It’s the worst kind of cut any council could make. And yet still they did it
Come the new school term in August, North Ayrshire Council plans to axe its complement of five school librarians, who cover nine secondaries. In their place they’ll employ four “library assistants” whose salaries, since they are not professional librarians, will doubtless help trim their expenditure.
What a terrific idea. As a letter writer to The Herald suggested, why stop there when they could put library assistants “in charge of every aspect of the council’s work”, thereby reducing the number of refuse workers, teachers and – best of all – councillors. Strange nobody’s thought of this before.
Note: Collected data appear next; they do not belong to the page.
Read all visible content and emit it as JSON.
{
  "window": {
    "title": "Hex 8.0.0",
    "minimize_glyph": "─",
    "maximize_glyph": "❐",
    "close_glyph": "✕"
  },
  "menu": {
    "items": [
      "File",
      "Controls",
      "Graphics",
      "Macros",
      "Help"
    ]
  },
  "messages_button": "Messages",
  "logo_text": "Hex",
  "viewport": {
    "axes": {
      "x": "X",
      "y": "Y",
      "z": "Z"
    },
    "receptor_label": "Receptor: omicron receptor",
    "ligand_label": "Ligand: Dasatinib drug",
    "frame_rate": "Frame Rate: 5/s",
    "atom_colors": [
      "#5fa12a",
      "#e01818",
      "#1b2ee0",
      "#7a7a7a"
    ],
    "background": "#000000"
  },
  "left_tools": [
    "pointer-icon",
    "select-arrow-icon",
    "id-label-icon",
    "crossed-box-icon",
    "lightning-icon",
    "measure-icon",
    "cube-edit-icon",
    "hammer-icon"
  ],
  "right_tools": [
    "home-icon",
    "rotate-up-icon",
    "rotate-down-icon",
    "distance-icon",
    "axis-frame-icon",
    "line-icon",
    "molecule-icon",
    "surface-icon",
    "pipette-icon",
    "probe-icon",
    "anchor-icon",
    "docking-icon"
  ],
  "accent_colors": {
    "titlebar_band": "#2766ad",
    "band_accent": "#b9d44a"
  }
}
Quite apart from the insult to librarians and the service they – and only they – can provide, this has to be one of the most self-defeating budget cuts any council could make. Short-sighted doesn’t begin to describe it. Head of the queue to decry this “de-professionalisation” of librarianship was the director of CILIPS (Chartered Institute of Library and Information Professionals Scotland): “If teachers were replaced with lower-graded staff there would be a justifiable outcry and to do this to librarians shows just how the council values its staff and its young people, and parents and trade unions should be outraged.”
North Ayrshire Council responded by weaselly stressing “We are not closing any school libraries and will be delivering the service in a way that continues to meet the needs of our young people”.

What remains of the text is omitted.